Me incorporo con presteza, finjo un gesto amable y cortés en el rostro e, incluso, muestro una media sonrisa que supongo parecerá tan falsa como es.
Golpeo con los nudillos anunciando mi entrada y, abriendo la puerta del despacho, lujosamente amueblado, me adentro en los dominios de mi pesadilla de los últimos meses, tras cerrar a mi espalda.
No puedo evitar que mi sonrisa se amplíe con un rictus amargo al comprobar que mi cerebro ha tomado ya una decisión: aceptar lo inevitable, una vez más. Me detengo a un par de metros de la mesa observando la escena con ojo de fotógrafo. La mesa carece de tablero frontal por lo que no oculta lo que ocurre bajo ésta. La absoluta desnudez de cintura para abajo de su ocupante y sus manos, infatigables, manipulando incansables el sexo. No me sorprende, he visto esa misma escena en otras ocasiones, puedo prever cada fotograma de lo que me espera.

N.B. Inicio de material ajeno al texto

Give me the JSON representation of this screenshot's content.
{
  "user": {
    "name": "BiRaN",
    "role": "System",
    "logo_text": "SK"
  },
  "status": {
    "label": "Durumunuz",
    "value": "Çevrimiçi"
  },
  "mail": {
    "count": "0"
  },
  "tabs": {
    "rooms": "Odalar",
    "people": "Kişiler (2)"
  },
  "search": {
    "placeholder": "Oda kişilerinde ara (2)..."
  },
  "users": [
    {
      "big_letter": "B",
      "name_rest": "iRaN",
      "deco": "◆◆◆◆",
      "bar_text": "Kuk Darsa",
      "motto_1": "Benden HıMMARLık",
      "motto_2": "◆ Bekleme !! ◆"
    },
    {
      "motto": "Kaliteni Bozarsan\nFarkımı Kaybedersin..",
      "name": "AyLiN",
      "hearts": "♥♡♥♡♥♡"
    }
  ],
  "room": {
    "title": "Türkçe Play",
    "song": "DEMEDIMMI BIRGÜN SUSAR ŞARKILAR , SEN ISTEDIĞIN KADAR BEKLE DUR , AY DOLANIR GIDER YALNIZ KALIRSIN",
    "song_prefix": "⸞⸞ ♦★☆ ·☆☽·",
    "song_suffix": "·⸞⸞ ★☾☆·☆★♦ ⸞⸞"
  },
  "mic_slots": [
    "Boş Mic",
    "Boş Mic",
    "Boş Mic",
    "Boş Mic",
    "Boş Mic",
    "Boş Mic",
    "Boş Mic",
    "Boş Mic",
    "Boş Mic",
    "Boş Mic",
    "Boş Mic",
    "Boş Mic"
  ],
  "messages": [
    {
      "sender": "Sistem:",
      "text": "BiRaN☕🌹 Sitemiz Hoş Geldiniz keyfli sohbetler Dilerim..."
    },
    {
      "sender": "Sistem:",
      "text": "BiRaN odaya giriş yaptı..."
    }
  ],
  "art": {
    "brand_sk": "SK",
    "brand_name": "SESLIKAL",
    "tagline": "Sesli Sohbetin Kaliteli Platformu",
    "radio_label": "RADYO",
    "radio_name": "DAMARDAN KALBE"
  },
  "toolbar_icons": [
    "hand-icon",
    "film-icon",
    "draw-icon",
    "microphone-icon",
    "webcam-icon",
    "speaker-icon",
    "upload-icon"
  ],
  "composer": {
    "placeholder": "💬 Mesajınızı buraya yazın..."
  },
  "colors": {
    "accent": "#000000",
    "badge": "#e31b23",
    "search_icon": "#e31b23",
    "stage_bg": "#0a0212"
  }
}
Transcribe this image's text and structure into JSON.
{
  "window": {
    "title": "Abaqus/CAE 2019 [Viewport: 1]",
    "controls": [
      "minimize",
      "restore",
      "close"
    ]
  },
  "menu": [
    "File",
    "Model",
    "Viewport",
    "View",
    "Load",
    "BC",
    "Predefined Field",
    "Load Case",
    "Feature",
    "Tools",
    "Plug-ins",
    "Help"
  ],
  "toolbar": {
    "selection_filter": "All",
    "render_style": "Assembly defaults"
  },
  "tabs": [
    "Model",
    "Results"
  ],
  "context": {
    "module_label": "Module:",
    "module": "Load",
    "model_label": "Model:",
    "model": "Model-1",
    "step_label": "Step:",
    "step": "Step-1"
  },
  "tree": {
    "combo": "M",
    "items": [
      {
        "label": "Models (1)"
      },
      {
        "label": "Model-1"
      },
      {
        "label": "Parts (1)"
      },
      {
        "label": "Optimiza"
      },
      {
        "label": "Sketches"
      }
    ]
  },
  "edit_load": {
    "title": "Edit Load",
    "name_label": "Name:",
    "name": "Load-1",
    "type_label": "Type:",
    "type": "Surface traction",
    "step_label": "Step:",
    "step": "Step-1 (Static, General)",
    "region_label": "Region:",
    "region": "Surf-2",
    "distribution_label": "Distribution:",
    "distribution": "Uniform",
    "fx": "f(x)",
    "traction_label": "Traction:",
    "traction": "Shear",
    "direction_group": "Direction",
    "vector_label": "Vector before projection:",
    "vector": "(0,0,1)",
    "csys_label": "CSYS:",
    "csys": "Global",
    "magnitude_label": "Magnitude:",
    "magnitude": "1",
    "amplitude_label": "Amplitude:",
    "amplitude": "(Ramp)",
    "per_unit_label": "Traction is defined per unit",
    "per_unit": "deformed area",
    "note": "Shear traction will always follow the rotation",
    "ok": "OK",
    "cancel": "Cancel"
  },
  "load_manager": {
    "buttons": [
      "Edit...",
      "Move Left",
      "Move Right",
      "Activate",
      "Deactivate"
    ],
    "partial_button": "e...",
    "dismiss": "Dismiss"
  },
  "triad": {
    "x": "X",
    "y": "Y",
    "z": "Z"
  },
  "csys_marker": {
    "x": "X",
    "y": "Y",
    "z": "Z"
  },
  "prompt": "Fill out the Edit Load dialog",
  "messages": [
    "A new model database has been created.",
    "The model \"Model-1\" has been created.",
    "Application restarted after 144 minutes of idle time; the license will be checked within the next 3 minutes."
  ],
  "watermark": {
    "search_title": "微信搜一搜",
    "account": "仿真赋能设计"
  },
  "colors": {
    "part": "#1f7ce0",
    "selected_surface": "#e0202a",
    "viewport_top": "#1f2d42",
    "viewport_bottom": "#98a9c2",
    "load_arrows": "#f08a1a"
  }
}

Siento un doloroso pinchazo en el pecho, pese a todo, pese a mis buenas intenciones… la escena me pone, me excita a mi pesar.
-¿Se puede saber qué le hace gracia, López? ¿A qué viene esa sonrisa estúpida?
Su voz, enronquecida, me arranca de mis pensamientos con brusquedad.
-Nada, nada- tartamudeo. Muestro un repentino rubor en mi rostro.
-No, si no me parece mal que se muestre alegre. Es estupendo que se sienta feliz y en disposición de pasar un buen rato o, al menos, de hacérmelo pasar a mí- ¡qué jeta tiene!, oculto mis pensamientos con sonrisa servil.
-Tengo que indicarle que esto… tengo que advertirle que esto no me parece…
-No se detenga López, hable, hable pero… por favor, métase bajo la mesa y comience con su "trabajo", quiero hacerle un examen, luego le puntuaré según sus habilidades. Espero que sea capaz de satisfacerme, cómo sabe tiene consecuencias beneficiosas en su contrato, en su carrera en esta empresa. Y no me venga con dengues, ni acoso, ni me aprovecho de mi situación, ni historias parecidas. Simplemente, le doy la oportunidad de comerse esto, algo con lo que no podría soñar si no fuese porque se lo pongo a huevo. ¿Me sigue, López?
Asiento y me arrodillo, camino a cuatro patas sobre la alfombra, me cobijo bajo el tablero de rojiza caoba. Sus muslos, abiertos de par en par, me esperan impacientes. Ha hecho un buen trabajo previo, su sexo presenta un enrojecimiento y una turgencia que me atraen como un imán. Tomo posiciones y, tras desnudarme a mi vez, consiento una vez más, acepto mi papel, mi pobre papel de acosado y hundo mis fauces ensalivadas en la densa mata de pelo. Aspiro con placer el olor a sexo empapado, separo los grandes labios de la vulva y permito que mi lengua sibarita se adentre en la vagina, inundada.
Así comienza siempre mi visita al despacho de la Consejera Delegada. Terminar, termina de diferentes formas, en razón de las preferencias de la que manda y ordena, de la que se aprovecha de mis necesidades para cubrir las suyas.
En fin, otro polvo que tendré que regalarle a cambio de seguir siendo su empleado favorito. He de reconocer que la ejecutiva es una escultura, me aplico con el interés de un buen trabajador, respetuoso con los principios de calidad y productividad fijados por la empresa.